Digestion, Absorption and Assimilation are the three
processes by which the body incorporates food. In digestion, food is softened
and converted into a form soluble in the watery fluids of the body; or, in the
case of fat, into minute globules. The substances formed are then absorbed from
the bowels and carried throughout the body by the blood. In assimilation, these
substances, deposited from the blood, are used by the various tissues for their
growth and repair. Transit time through the digestive tract in young and
middle-aged people averages two to four days (slightly longer in the elderly,
and dependent on the amount of fibre in the diet). All but 12 hours of this is
spent in the colon.
Salivary Digestion occurs in the mouth with chewing, to break up the food,
and thoroughly to mix the starchy ingredients - such as bread and potatoes -
with saliva containing ptyalin that changes them into sugar. After swallowing
the salivary action is soon checked by the gastric acid in the stomach.
Gastric Digestion is facilitated by slow churning movements mixing the food
with the gastric juice and rendering it soluble. The final product, chyme,
passes through the pylorus into the intestine. Gastric digestion of a simple
meal takes about one hour, and a heavy dinner up to seven hours.
Intestinal Digestion. The softened food leaves the stomach and enters the
intestine where four factors act on it: (a) bile; (b) pancreatic juice (c)
intestinal juice, and (d) bacteria. Intestinal juice contains enzymes which
complete the breakdown of proteins into their constituent amino acids, act on
disaccharides, such as maltose, sucrose and lactose, converting them into the
monosaccharide glucose and split fats into fatty acids and glycerin. Bacteria
are normal occupants of both small and large intestines. In the former they have
a fermentive action, acting on carbohydrate to produce acetic, butyric and
lactic acids. In the latter they have a putrefactive action, decomposing protein
into its constituent parts. The intestinal bacteria have a key part in the
manufacture of certain components of the vitamin B complex.
Absorption. The only substance absorbed from the stomach to any extent is
Alcohol. Water quickly passes through the stomach into the intestine, but it is
only after several hours of intestinal digestion that the bulk of the food is
taken into the system. Fats produced from the chyle leaving the stomach are
taken up by lymph vessels called lacteals, ultimately reaching the blood, while
sugars, salts and amino acids formed from proteins pass directly into the small
blood vessels of the intestine. The process is facilitated by the large number
of microscopic villi which line the intestine. Food materials are mainly
absorbed by the small intestine, water and salts by the large intestine or
colon. The food is passed down the intestine by contractions of its muscular
wall until finally the indigestible residue, together with various wastes
excreted from the liver and intestinal walls, is expelled from the anus as
stools or faeces.
Assimilation takes place more slowly as the blood circulates through the
body and each organ extracts what is necessary for its own growth and repair.

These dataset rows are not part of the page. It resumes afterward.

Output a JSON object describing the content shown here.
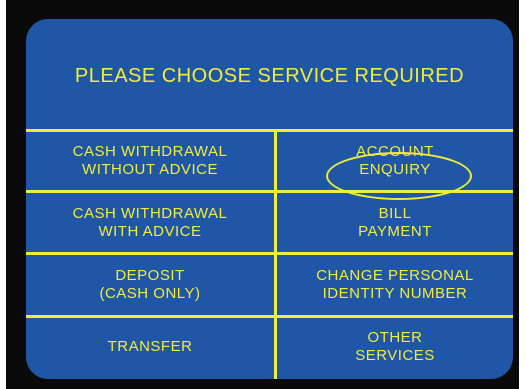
{
  "screen": {
    "title": "PLEASE CHOOSE SERVICE REQUIRED"
  },
  "options": [
    {
      "line1": "CASH WITHDRAWAL",
      "line2": "WITHOUT ADVICE"
    },
    {
      "line1": "ACCOUNT",
      "line2": "ENQUIRY",
      "highlighted": true
    },
    {
      "line1": "CASH WITHDRAWAL",
      "line2": "WITH ADVICE"
    },
    {
      "line1": "BILL",
      "line2": "PAYMENT"
    },
    {
      "line1": "DEPOSIT",
      "line2": "(CASH ONLY)"
    },
    {
      "line1": "CHANGE PERSONAL",
      "line2": "IDENTITY NUMBER"
    },
    {
      "line1": "TRANSFER",
      "line2": ""
    },
    {
      "line1": "OTHER",
      "line2": "SERVICES"
    }
  ],
  "colors": {
    "background": "#1f57a6",
    "text": "#f3ec3a",
    "bezel": "#0a0a0a"
  }
}
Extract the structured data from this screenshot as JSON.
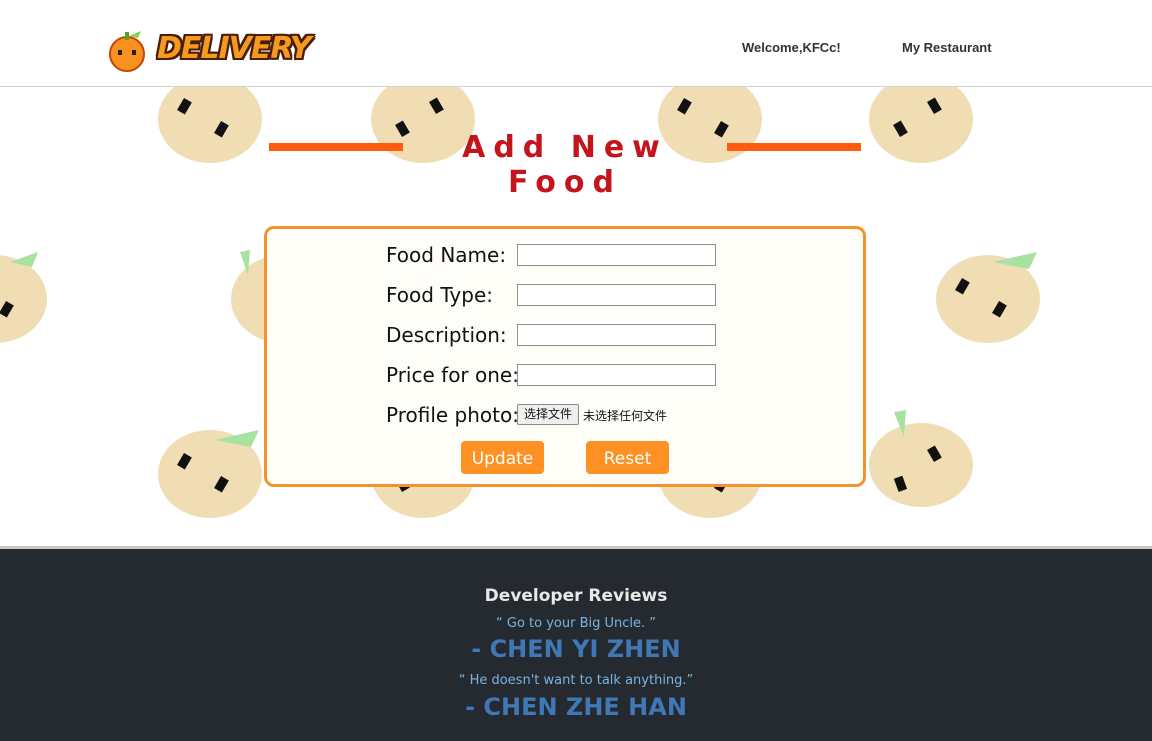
{
  "header": {
    "logo_text": "DELIVERY",
    "welcome": "Welcome,KFCc!",
    "nav_restaurant": "My Restaurant"
  },
  "page": {
    "title": "Add New Food"
  },
  "form": {
    "fields": [
      {
        "label": "Food Name:",
        "value": ""
      },
      {
        "label": "Food Type:",
        "value": ""
      },
      {
        "label": "Description:",
        "value": ""
      },
      {
        "label": "Price for one:",
        "value": ""
      }
    ],
    "photo_label": "Profile photo:",
    "file_button": "选择文件",
    "file_status": "未选择任何文件",
    "update_button": "Update",
    "reset_button": "Reset"
  },
  "footer": {
    "title": "Developer Reviews",
    "reviews": [
      {
        "quote": "“ Go to your Big Uncle. ”",
        "author": "- CHEN YI ZHEN"
      },
      {
        "quote": "“ He doesn't want to talk anything.”",
        "author": "- CHEN ZHE HAN"
      }
    ]
  },
  "colors": {
    "accent_orange": "#ff9124",
    "title_red": "#c4151c",
    "line_orange": "#ff5a0e",
    "footer_bg": "#252a31"
  }
}
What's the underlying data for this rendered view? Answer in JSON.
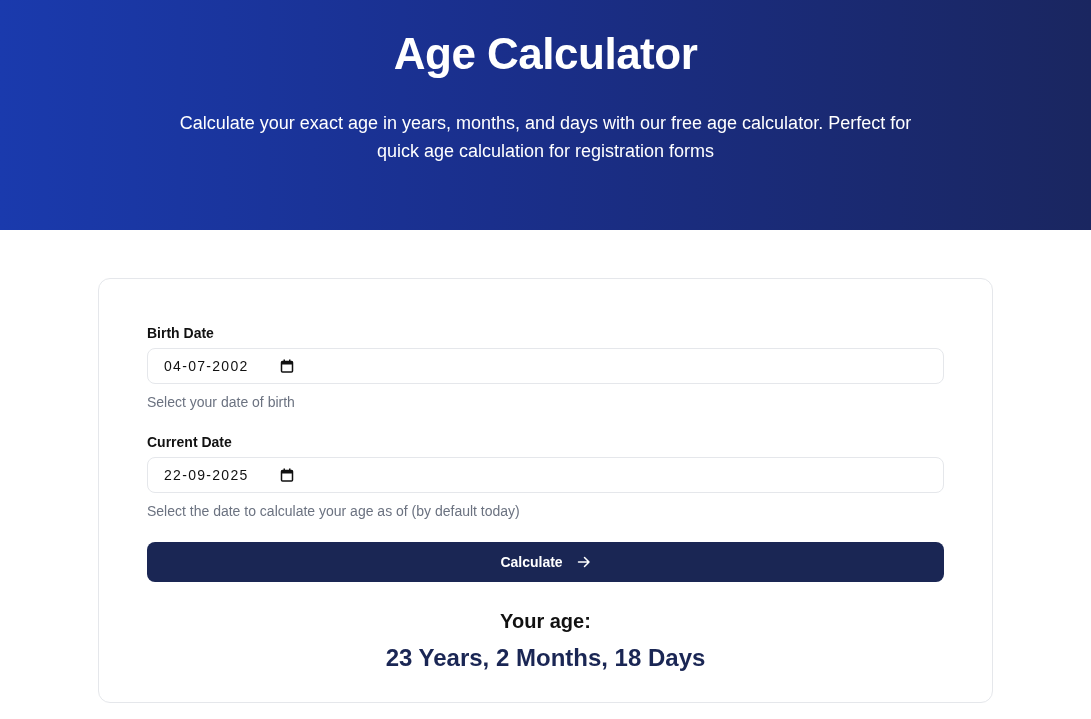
{
  "header": {
    "title": "Age Calculator",
    "subtitle": "Calculate your exact age in years, months, and days with our free age calculator. Perfect for quick age calculation for registration forms"
  },
  "form": {
    "fields": [
      {
        "label": "Birth Date",
        "value": "04-07-2002",
        "help": "Select your date of birth"
      },
      {
        "label": "Current Date",
        "value": "22-09-2025",
        "help": "Select the date to calculate your age as of (by default today)"
      }
    ],
    "button": {
      "label": "Calculate"
    }
  },
  "result": {
    "heading": "Your age:",
    "value": "23 Years, 2 Months, 18 Days"
  }
}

When the food supply exceeds immediate bodily requirements, it is stored up for
future use, with fat being deposited in various sites, sugar being converted
into glycogen in the liver. Muscles have the greatest requirements with sugar
and amino acids being assimilated for heat production and work. To function
satisfactorily the body requires an adequate daily water intake of about 1.5 litres (3 pints), with a similar amount being discharged from the body in the
urine, perspiration and other excretions such as saliva and tears.